Das Programm STÄRKEN vor Ort des Bundesministeriums für Familie, Senioren, Frauen und Jugend wird aus dem Europäischen Sozialfonds gefördert. Mit Mikroprojekten von bis zu 10.000 Euro werden lokale Initiativen angeregt und unterstützt, um soziale und beschäftigungswirksame Potenziale zu aktivieren.

STÄRKEN vor Ort tritt an die Stelle des bisherigen Förderprogramms Lokales Kapital für soziale Zwecke. Auch künftig soll die Beschäftigungsfähigkeit von Menschen unterstützt und erhöht werden, die am Arbeitsmarkt besonders benachteiligt sind. Ein weiterer Schwerpunkt ist die Förderung von Integration und die Bekämpfung von Fremdenfeindlichkeit.

Was ist das besondere?

STÄRKEN vor Ort richtet sich an die Bewohnerinnen und Bewohner sowie Initiativen in damm und dem Bahnhofsviertel, die dort gemeinsam an der Lösung von sozialen Problemen arbeiten. Manchen dieser Initiativen fehlte es bisher an finanziellen Mitteln, Unterstützung und Beratung. Hier will das Programm Abhilfe schaffen.


Was ist der Grundgedanke?

Es werden kleine Vorhaben gefördert, die der Verbesserung der lokalen Beschäftigung dienen. Die einzelnen Vorhaben arbeiten in einem lokalen Netzwerk zusammen. Wesentliche Aspekte sind die berufliche und soziale Integration, Geschlechtergerechtigkeit sowie Stärkung von Toleranz und Demokratie.


Was wird gefördert?

Gefördert werden kleine Vorhaben, sprich Mikroprojekte, die maximal ein Jahr dauern und maximal 10.000 Euro kosten dürfen. Mikroprojekte können von Bewohnergruppen, Vereinen, Initiativen, Kirchengemeinden, Wohlfahrtsverbänden, Bildungs- und Maßnahmeträgern, örtlichen Unternehmen, von Einzelpersonen oder auch von Projektgruppen.

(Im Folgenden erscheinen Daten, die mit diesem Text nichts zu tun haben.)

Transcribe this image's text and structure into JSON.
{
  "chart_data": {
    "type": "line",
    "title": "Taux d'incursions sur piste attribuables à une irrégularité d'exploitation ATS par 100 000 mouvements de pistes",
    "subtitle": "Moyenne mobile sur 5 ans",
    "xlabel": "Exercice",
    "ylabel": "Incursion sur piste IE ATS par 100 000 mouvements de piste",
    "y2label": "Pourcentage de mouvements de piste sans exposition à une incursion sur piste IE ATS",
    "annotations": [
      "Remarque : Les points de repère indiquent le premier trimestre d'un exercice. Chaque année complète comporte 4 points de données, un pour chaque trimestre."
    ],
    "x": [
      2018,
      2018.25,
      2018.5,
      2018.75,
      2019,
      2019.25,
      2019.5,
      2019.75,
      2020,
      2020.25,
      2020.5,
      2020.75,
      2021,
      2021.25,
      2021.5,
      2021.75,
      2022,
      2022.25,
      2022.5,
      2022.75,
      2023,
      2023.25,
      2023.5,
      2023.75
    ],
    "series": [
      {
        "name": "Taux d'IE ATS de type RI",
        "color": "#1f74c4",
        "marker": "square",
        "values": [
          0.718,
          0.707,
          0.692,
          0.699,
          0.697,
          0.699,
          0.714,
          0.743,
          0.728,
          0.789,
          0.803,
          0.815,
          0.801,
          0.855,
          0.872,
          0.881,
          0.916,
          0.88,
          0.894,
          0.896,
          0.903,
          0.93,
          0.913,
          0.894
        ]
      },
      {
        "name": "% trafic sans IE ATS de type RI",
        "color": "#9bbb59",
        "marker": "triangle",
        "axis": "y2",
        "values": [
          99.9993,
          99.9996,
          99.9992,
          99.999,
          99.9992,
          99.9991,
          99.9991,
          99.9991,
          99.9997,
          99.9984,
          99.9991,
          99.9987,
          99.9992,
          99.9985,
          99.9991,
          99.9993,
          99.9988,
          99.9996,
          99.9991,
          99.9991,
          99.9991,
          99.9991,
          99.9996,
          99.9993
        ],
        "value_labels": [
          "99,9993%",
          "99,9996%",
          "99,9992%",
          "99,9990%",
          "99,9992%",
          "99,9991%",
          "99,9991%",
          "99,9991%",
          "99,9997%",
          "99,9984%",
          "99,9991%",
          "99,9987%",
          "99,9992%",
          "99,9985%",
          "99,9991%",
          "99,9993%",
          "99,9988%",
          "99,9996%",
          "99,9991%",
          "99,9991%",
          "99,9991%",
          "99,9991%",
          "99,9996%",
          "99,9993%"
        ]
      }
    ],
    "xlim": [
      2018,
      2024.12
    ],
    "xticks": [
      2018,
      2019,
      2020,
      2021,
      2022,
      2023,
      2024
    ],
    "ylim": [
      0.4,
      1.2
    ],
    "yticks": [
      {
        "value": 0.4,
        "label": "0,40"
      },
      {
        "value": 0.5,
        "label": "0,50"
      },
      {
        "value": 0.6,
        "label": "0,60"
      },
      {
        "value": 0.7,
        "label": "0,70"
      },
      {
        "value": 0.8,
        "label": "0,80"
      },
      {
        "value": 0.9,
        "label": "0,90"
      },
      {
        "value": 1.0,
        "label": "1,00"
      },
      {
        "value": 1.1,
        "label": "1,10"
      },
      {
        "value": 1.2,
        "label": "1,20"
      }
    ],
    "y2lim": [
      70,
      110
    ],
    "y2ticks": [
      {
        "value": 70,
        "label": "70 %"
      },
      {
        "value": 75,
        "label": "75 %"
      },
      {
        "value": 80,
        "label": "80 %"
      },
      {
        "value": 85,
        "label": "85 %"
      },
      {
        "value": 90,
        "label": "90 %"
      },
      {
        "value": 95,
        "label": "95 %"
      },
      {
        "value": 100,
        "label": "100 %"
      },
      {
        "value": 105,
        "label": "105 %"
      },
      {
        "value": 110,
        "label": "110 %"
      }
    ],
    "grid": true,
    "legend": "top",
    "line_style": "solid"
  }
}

Welche Gruppen können gefördert werden?

Frauen mit Problemen beim Erst- bzw. Wiedereinstieg und benachteiligte Jugendliche - Behinderte Menschen - Migrantinnen und Migranten - Alleinerziehende - Berufsrückkehrerinnen und -rückkehrer - Langzeitarbeitslose - Wohnungslose - Ältere Arbeitnehmerinnen und -nehmer - Drogenabhängige, Straffällige - Sozialhilfeempfängerinnen und -empfänger - Existenzgründerinnen und -gründer

Welche Mikroprojekte können gefördert werden?

- Vorhaben oder Aktionen zur Förderung der beruflichen Eingliederung (zum Beispiel im Rahmen der lokalen Wohnumfeldverbesserung, in Naherholung, Touristik, Sanierung und/oder Pflege der lokalen Umwelt, Integrationsprojekte für besonders benachteiligte Zielgruppen, gezielte Maßnahmen gegen den Schulabbruch von benachteiligten Jugendlichen, spezielle Maßnahmen zur Förderung von Toleranz und Demokratie).

- Organisationen und Netze, die sich für benachteiligte Menschen am Arbeitsmarkt einsetzen (zum Beispiel zur Unterstützung von Aktivitäten lokaler Vereine, Maßnahmen zur Gründung / Festigung sowie Professionalisierung von Selbsthilfeorganisationen benachteiligter Menschen, Förderung des Zusammenschlusses von Langzeitarbeitslosen).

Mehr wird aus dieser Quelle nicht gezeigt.